The other big problem is a few too many ingredients in the stew. At the core of this film is a really good idea about a mythical village that doesn’t appear on any map and can only be reached through a specific abandoned tunnel in the middle of the night. And behind this village is a story, a really upsetting and horrifying story, one that drives a lot of the better moments and which could have easily carried the film by itself. But then there’s also a psychic doctor who can see dead people and on top of that there’s some kind of curse associated with the village (one which appears to have a pretty distasteful origin) that’s starting to affect people and all of it together just ends up being too much. The curse especially dominates the third act, crowding out the more interesting stuff about the village’s history, and since it’s something that’s sort of introduced in the middle of the film, it feels like the whole story just takes a hard left turn into a different, less interesting story. On top of that, the third act, when things should be coming to a head, just drags and drags until the film sort limps to a close with another instance of “the end…OR IS IT?” that lands with a thud. It's like the film sort of forgot what it was about as it was concluding, or that it realized it had this whole other storyline with which it hadn’t done much up to this point.

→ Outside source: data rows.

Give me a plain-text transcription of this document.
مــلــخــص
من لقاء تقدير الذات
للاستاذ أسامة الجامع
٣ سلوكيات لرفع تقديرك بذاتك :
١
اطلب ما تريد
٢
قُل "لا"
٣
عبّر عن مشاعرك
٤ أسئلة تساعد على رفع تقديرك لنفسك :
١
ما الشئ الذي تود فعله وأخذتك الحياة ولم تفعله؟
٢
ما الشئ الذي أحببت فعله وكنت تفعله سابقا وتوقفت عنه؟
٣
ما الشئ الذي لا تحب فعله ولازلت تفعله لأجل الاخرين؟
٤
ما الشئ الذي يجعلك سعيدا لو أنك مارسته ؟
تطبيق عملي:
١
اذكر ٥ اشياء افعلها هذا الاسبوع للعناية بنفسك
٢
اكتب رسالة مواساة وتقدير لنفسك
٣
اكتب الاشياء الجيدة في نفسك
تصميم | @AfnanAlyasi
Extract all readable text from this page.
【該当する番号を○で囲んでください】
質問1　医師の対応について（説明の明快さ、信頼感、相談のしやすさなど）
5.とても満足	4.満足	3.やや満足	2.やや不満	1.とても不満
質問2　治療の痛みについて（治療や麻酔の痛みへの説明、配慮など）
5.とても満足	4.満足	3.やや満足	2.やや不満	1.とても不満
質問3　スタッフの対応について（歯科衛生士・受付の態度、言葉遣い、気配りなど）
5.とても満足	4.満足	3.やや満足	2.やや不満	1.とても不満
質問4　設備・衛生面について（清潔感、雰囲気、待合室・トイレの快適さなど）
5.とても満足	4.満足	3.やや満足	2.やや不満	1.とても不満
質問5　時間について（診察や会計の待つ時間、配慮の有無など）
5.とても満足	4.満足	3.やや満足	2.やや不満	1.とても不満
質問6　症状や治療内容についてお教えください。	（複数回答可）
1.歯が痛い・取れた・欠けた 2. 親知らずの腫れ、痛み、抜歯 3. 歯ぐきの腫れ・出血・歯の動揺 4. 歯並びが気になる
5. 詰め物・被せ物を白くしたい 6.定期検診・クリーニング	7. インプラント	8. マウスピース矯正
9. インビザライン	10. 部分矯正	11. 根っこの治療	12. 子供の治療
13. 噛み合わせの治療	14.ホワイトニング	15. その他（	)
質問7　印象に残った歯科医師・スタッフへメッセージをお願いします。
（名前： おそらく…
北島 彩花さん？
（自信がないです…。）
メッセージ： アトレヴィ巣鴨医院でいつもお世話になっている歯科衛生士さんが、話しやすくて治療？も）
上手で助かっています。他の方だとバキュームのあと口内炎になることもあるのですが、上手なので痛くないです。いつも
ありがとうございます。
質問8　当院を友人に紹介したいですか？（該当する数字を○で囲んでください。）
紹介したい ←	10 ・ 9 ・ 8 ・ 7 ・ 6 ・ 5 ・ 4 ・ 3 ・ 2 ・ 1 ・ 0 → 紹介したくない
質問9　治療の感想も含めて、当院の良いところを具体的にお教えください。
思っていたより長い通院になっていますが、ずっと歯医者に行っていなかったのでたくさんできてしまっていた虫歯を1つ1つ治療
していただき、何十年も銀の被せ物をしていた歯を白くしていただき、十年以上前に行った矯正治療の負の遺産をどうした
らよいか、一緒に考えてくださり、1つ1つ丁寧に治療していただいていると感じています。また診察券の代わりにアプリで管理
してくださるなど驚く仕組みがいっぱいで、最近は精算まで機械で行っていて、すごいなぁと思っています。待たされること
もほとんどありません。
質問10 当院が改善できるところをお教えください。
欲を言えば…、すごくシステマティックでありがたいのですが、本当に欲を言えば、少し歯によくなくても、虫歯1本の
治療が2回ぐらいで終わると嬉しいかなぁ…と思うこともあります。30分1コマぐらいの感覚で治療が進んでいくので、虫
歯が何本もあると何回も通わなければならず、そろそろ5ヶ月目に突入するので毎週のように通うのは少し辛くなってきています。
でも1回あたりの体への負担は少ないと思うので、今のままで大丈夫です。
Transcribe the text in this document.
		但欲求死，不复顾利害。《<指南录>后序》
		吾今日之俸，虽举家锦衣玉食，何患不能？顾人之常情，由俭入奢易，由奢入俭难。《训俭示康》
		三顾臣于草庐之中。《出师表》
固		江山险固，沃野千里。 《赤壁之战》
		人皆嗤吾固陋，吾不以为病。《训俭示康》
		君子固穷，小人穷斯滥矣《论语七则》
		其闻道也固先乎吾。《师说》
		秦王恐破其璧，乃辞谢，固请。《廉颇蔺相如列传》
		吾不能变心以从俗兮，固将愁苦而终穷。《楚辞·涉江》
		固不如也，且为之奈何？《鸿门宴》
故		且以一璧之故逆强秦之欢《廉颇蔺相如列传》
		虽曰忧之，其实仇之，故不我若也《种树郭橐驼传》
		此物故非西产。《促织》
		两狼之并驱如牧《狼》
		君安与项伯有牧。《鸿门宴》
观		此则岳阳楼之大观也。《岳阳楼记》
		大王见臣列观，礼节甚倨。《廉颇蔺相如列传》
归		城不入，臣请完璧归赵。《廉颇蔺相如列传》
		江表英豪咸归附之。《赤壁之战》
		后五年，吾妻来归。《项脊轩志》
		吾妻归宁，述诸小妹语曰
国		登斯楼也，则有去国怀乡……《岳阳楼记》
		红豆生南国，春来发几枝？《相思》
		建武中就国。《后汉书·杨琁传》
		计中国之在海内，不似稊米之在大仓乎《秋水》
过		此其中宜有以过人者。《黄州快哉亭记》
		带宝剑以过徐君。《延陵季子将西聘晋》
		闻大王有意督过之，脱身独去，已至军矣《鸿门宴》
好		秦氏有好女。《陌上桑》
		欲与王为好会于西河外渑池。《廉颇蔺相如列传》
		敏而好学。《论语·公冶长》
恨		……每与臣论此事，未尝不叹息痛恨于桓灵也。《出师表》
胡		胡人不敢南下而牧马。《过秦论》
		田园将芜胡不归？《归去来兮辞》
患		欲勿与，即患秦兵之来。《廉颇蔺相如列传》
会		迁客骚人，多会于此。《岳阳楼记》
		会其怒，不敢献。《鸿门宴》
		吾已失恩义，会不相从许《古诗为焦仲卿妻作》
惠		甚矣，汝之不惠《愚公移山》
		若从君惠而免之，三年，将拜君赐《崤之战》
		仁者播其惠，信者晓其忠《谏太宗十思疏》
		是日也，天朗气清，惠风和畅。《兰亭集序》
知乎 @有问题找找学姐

Like in the other Japanese horror films I mentioned above, water is an important signifier of death and the afterlife here, as well as the futility of trying to hide the sins of the past, because they always stay with you and will rise to the surface eventually. There’s a terrible secret about this village, one that residents of the area would rather forget, alongside other, smaller secrets - doctors who falsify autopsy reports to hide a family’s disgrace, fathers who lie about their children’s parentage to save the mother’s feelings, all of these ways that tragedies past and present are covered up for the sake of appearances. If the film had been content to keep this more metaphorical and centered on the story of the village, it would I think have been a much stronger offering. As it is, it becomes entirely too literal in some ways that end up making the whole thing kind of a confusing mess in the final analysis.